Os estudos clinicos com a associação atorvastatina/ezetimiba mostram reduções da ordem de 53 a 61% nos níveis de LDLc, respectivamente com as combinações 10/10mg e 10/80mg. Em outras palavras, a potência da associação 10/10mg equivale à dose de 80mg de atorvastatina  em monoterapia.  Em dois estudos distintos,  com o objetivo de atingir metas de LDLc<70mg/dl ou <100mg/dl. a associação atorvastatina/ezetimiba, respectivamente  nas doses de 10/20mg e 10/40mg, foi superior comparado a dobrar as doss para 40 ou 80mg em monoterapia.  Um dado interessante é o fato de que, em pacientes com diabetes, a associação 10/40mg parece oferecer beneficios em relação à monoterapia, como reduzir a proteina C reativa, embora isto ainda precise ser confirmado. Em resumo, mais potência é o que obtemos com a associação.
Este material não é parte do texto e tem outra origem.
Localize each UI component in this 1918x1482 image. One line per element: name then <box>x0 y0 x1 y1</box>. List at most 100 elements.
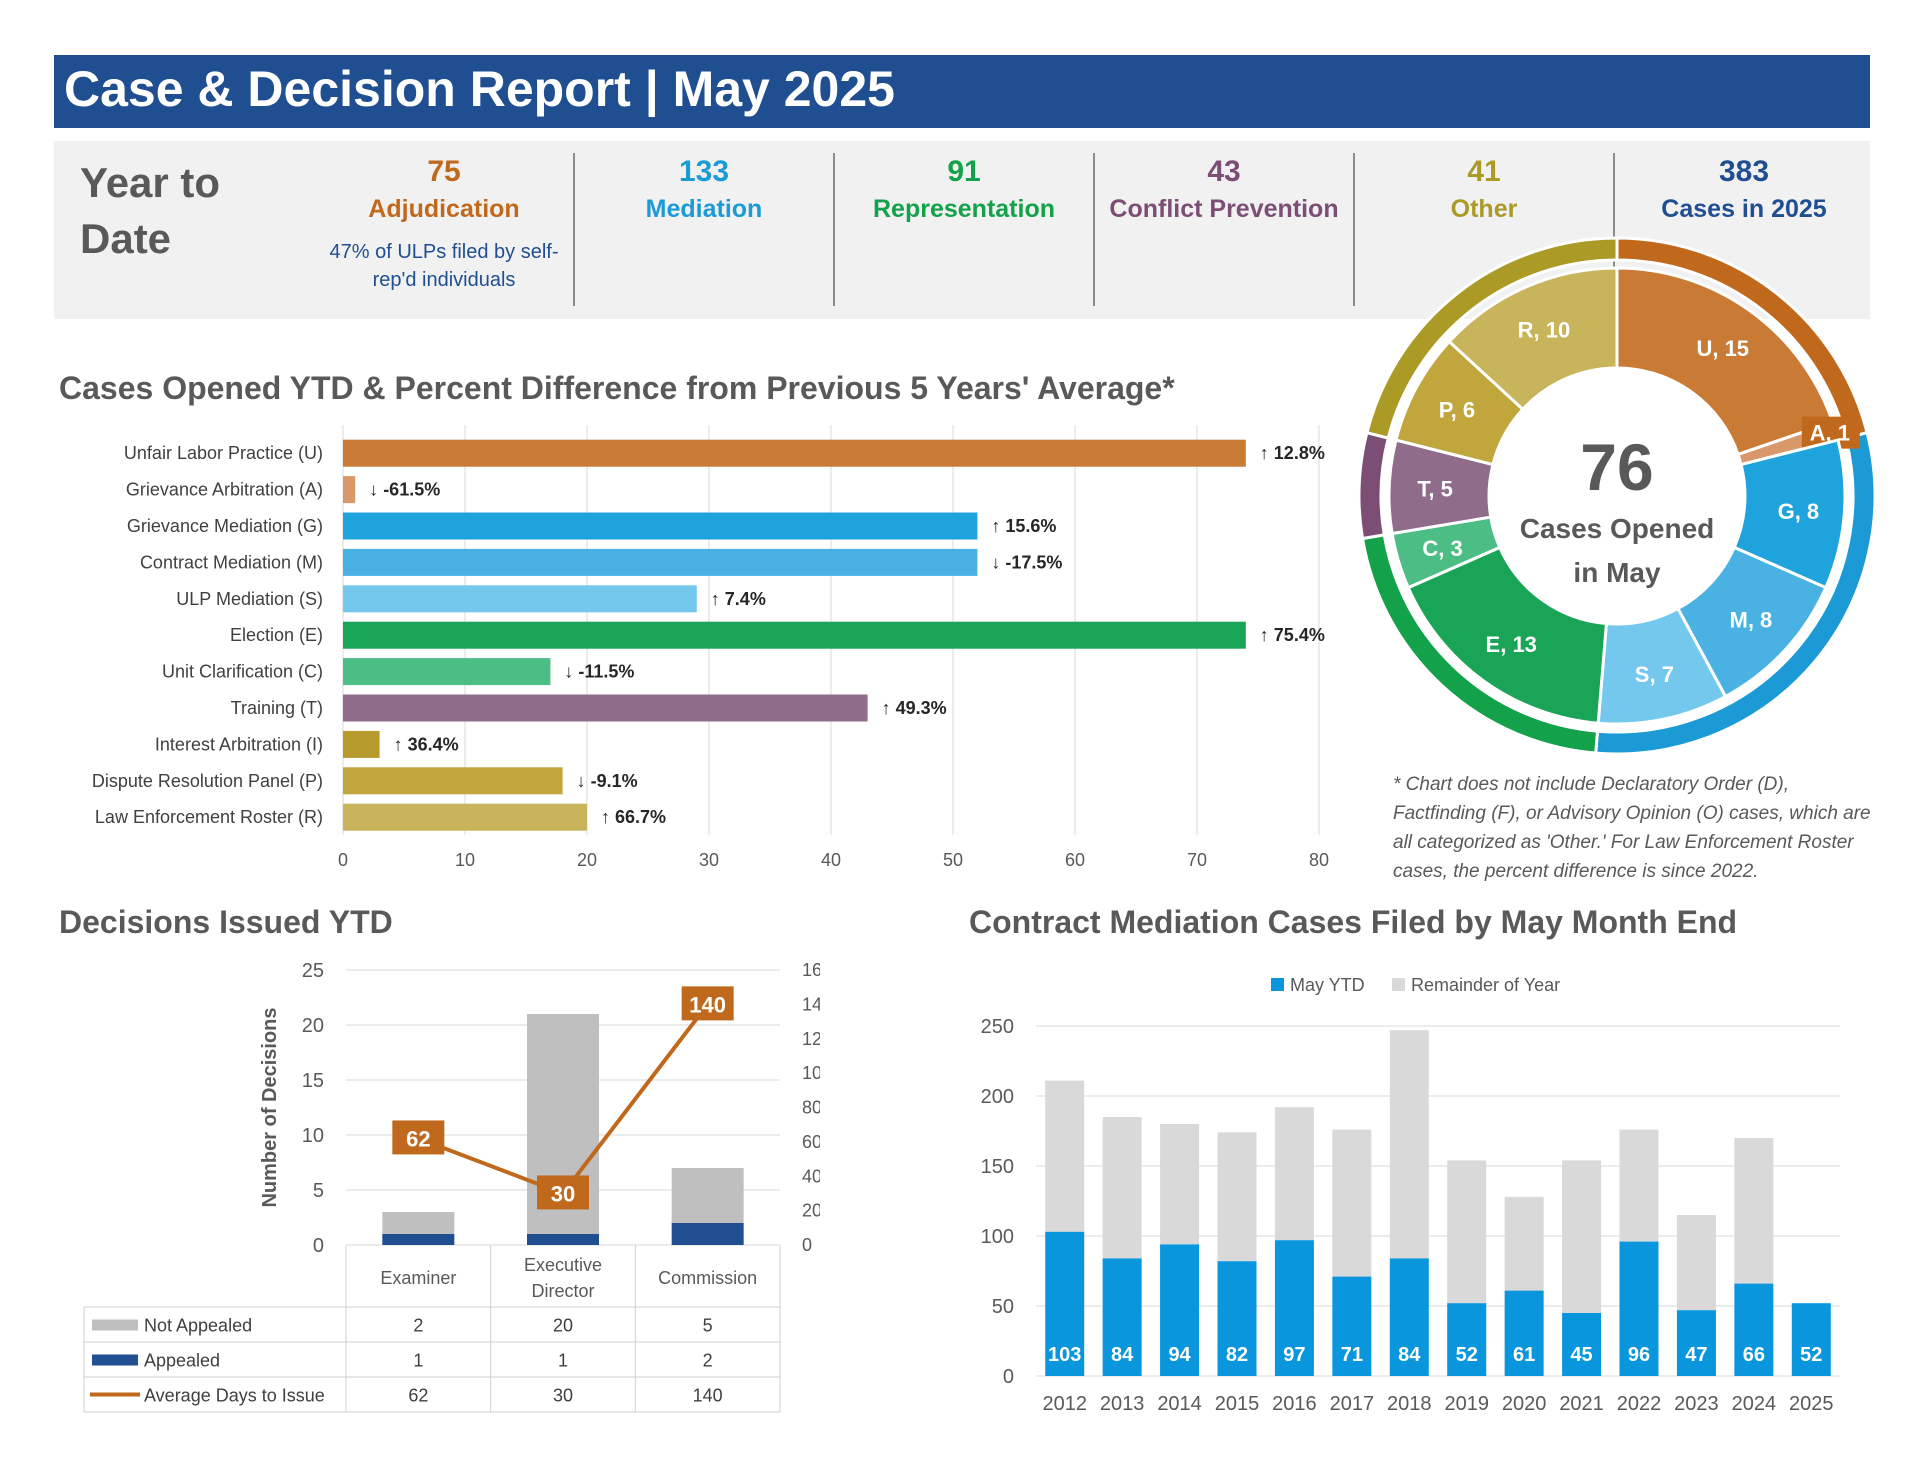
y-axis-title: Number of Decisions <box>259 1007 281 1207</box>
kpi-note: 47% of ULPs filed by self-rep'd individu… <box>329 241 559 291</box>
donut-center-label: in May <box>1573 557 1661 588</box>
bar-appealed <box>527 1234 599 1245</box>
x-tick-label: 70 <box>1187 850 1207 870</box>
bar-data-label: 52 <box>1800 1344 1822 1366</box>
donut-slice <box>1406 545 1609 725</box>
slice-label: T, 5 <box>1417 476 1452 501</box>
kpi-value: 75 <box>427 155 461 188</box>
ytd-label: Year to Date <box>80 159 221 262</box>
y2-tick-label: 100 <box>802 1063 820 1083</box>
table-cell: 2 <box>703 1351 713 1371</box>
bar-may-ytd <box>1619 1241 1659 1376</box>
bar-data-label: 96 <box>1628 1344 1650 1366</box>
data-label: ↑ 7.4% <box>711 589 766 609</box>
bar-may-ytd <box>1332 1276 1372 1376</box>
kpi-label: Representation <box>873 195 1055 223</box>
kpi-value: 383 <box>1718 155 1770 188</box>
category-label: Election (E) <box>230 625 323 645</box>
bar-data-label: 97 <box>1283 1344 1305 1366</box>
bar <box>343 694 868 722</box>
donut-center-value: 76 <box>1580 430 1653 504</box>
donut-center-label: Cases Opened <box>1520 513 1715 544</box>
y2-tick-label: 120 <box>802 1029 820 1049</box>
y-tick-label: 25 <box>302 960 324 982</box>
y-tick-label: 15 <box>302 1070 324 1092</box>
y2-tick-label: 160 <box>802 960 820 980</box>
bar-may-ytd <box>1274 1240 1314 1376</box>
category-label: Interest Arbitration (I) <box>155 734 323 754</box>
x-tick-label: 2014 <box>1157 1393 1202 1415</box>
bar-data-label: 82 <box>1226 1344 1248 1366</box>
bar-may-ytd <box>1504 1290 1544 1376</box>
category-label: Grievance Mediation (G) <box>127 516 323 536</box>
table-cell: 140 <box>693 1386 723 1406</box>
bar-data-label: 66 <box>1743 1344 1765 1366</box>
y2-tick-label: 80 <box>802 1098 820 1118</box>
x-tick-label: 2025 <box>1789 1393 1834 1415</box>
slice-label: R, 10 <box>1518 317 1571 342</box>
bar-data-label: 84 <box>1398 1344 1421 1366</box>
kpi-conflict-prevention: 43 Conflict Prevention <box>1094 155 1354 224</box>
bar-remainder <box>1619 1129 1659 1242</box>
bar-remainder <box>1045 1080 1085 1232</box>
x-tick-label: 2017 <box>1330 1393 1375 1415</box>
x-tick-label: 2012 <box>1042 1393 1087 1415</box>
x-tick-label: 2019 <box>1444 1393 1489 1415</box>
contract-mediation-title: Contract Mediation Cases Filed by May Mo… <box>969 904 1738 940</box>
slice-label: S, 7 <box>1635 662 1674 687</box>
bar-remainder <box>1102 1117 1142 1259</box>
bar-data-label: 61 <box>1513 1344 1535 1366</box>
x-tick-label: 20 <box>577 850 597 870</box>
bar-may-ytd <box>1447 1303 1487 1376</box>
line-label-box <box>681 986 734 1021</box>
slice-label: E, 13 <box>1486 632 1537 657</box>
bar <box>343 803 587 831</box>
kpi-label: Conflict Prevention <box>1109 195 1339 223</box>
x-tick-label: 10 <box>455 850 475 870</box>
data-label: ↑ 49.3% <box>882 698 947 718</box>
bar-may-ytd <box>1102 1258 1142 1376</box>
cases-opened-may-donut: U, 15A, 1G, 8M, 8S, 7E, 13C, 3T, 5P, 6R,… <box>1357 236 1877 756</box>
data-label: ↑ 66.7% <box>601 807 666 827</box>
bar-may-ytd <box>1791 1303 1831 1376</box>
table-row-label: Average Days to Issue <box>144 1386 325 1406</box>
outer-ring-segment <box>1357 430 1391 541</box>
category-label: Grievance Arbitration (A) <box>126 480 323 500</box>
bar-may-ytd <box>1389 1258 1429 1376</box>
table-cell: 20 <box>553 1316 573 1336</box>
data-label: ↑ 75.4% <box>1260 625 1325 645</box>
x-tick-label: 2016 <box>1272 1393 1317 1415</box>
category-label: Training (T) <box>231 698 323 718</box>
slice-label: G, 8 <box>1778 499 1820 524</box>
bar-data-label: 52 <box>1456 1344 1478 1366</box>
x-tick-label: 2023 <box>1674 1393 1719 1415</box>
x-tick-label: 2015 <box>1215 1393 1260 1415</box>
category-label: Unit Clarification (C) <box>162 662 323 682</box>
kpi-divider <box>1093 153 1095 306</box>
y-tick-label: 200 <box>981 1086 1014 1108</box>
table-cell: 30 <box>553 1386 573 1406</box>
kpi-other: 41 Other <box>1354 155 1614 224</box>
kpi-value: 133 <box>678 155 730 188</box>
x-tick-label: 2020 <box>1502 1393 1547 1415</box>
table-cell: 5 <box>703 1316 713 1336</box>
cases-opened-bar-chart: 0 10 20 30 40 50 60 70 80 Unfair Labor Practice (… <box>92 425 1329 870</box>
y-tick-label: 0 <box>1003 1366 1014 1388</box>
chart-footnote: * Chart does not include Declaratory Ord… <box>1393 774 1871 882</box>
bar-remainder <box>1217 1132 1257 1262</box>
kpi-mediation: 133 Mediation <box>574 155 834 224</box>
category-label: Dispute Resolution Panel (P) <box>92 771 323 791</box>
table-header: Executive <box>524 1255 602 1275</box>
table-row-label: Not Appealed <box>144 1316 252 1336</box>
kpi-adjudication: 75 Adjudication 47% of ULPs filed by sel… <box>314 155 574 294</box>
bar-may-ytd <box>1562 1313 1602 1376</box>
bar-appealed <box>382 1234 455 1245</box>
kpi-value: 43 <box>1207 155 1241 188</box>
kpi-label: Mediation <box>645 195 763 223</box>
slice-label: P, 6 <box>1439 397 1475 422</box>
kpi-divider <box>833 153 835 306</box>
x-tick-label: 0 <box>338 850 348 870</box>
x-tick-label: 2024 <box>1732 1393 1777 1415</box>
x-tick-label: 2022 <box>1617 1393 1662 1415</box>
cases-opened-title: Cases Opened YTD & Percent Difference fr… <box>59 370 1175 406</box>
O problema da associação estatina/ezetimiba esbarra na ausência de estudos demonstrando  redução de eventos duros. Há poucos estudos com a ezetimiba. O ENHANCE comparou ezetimiba/sinvastatina 80mg vs. sinvastatina 80mg em monoterapia, avaliando espessura médio-intimal (IMT). A associação não mostrou nenhuma diferença em relação à monoterapia com sinvastatina apesar de ter reduzido mais a LDLc. Alguns defensores argumentam que as medidas basais de IMT eram muito baixas para mostrar diferença e,  além disso, a grande maioria dos pacientes já usava estatina.  O estudo SEAS avaliou sinvastaina/ezetimiba 10/40mg vs placebo em pacientes com estenose aórtica. Houve redução significativa de eventos coronarianos mas não de eventos relacionados à estenose aórtica. A crítica é que, como foi testado contra placebo, provavelmente o beneficio observado seja devido à sinvastatina mais do que propriamente pela ezetimiba. O estudo ARBITER 6-HALTS, foi um estudo aberto que comparou niacina 2000mg com  ezetimiba 10mg com o objetivo de avaliar espessura médio-intimal em pacientes de alto-risco que já estavam usando estatina. Neste estudo a ezetimiba foi inferior à niacina em reduzir a IMT. O estudo SHARP avaliou a associação sinvastatina/ezetimiba contra placebo em pacientes com doença renal crônica durante  4,9 anos. A combinação reduziu significativamente desfechos cardiovasculares em 17% comparado ao placebo, porém novamente não se pode atribuir este efeito à ezetimiba, e sim à sinvastatina.  O fato mais importantante é que nenhum estudo, até aqui, comparou diretamente ezetimiba em monoterapia avaliando eventos cardiovasculares.

O que pensar?

A indústria mostra sua força. Até o momento a ezetimiba e a associação ezetimiba/estatina continuam devendo estudos que mostrem redução de eventos cardiovasculares. Até aqui o que temos limita-se a demonstrar eficácia em redução de lipides. O estudo IMPROVE-IT,  com resultados previstos para 2014, compara a associação  ezetimiba/sinvastatina com sinvastatina em monoterapia em pacientes com sindrome coronariana aguda. Este desenho permitirá definir o efeito da ezetimiba  na redução de  eventos cardiovasculares neste grupo de pacientes.  Por enquanto a Ezetimiba segue como uma promessa. Uma já longa promessa.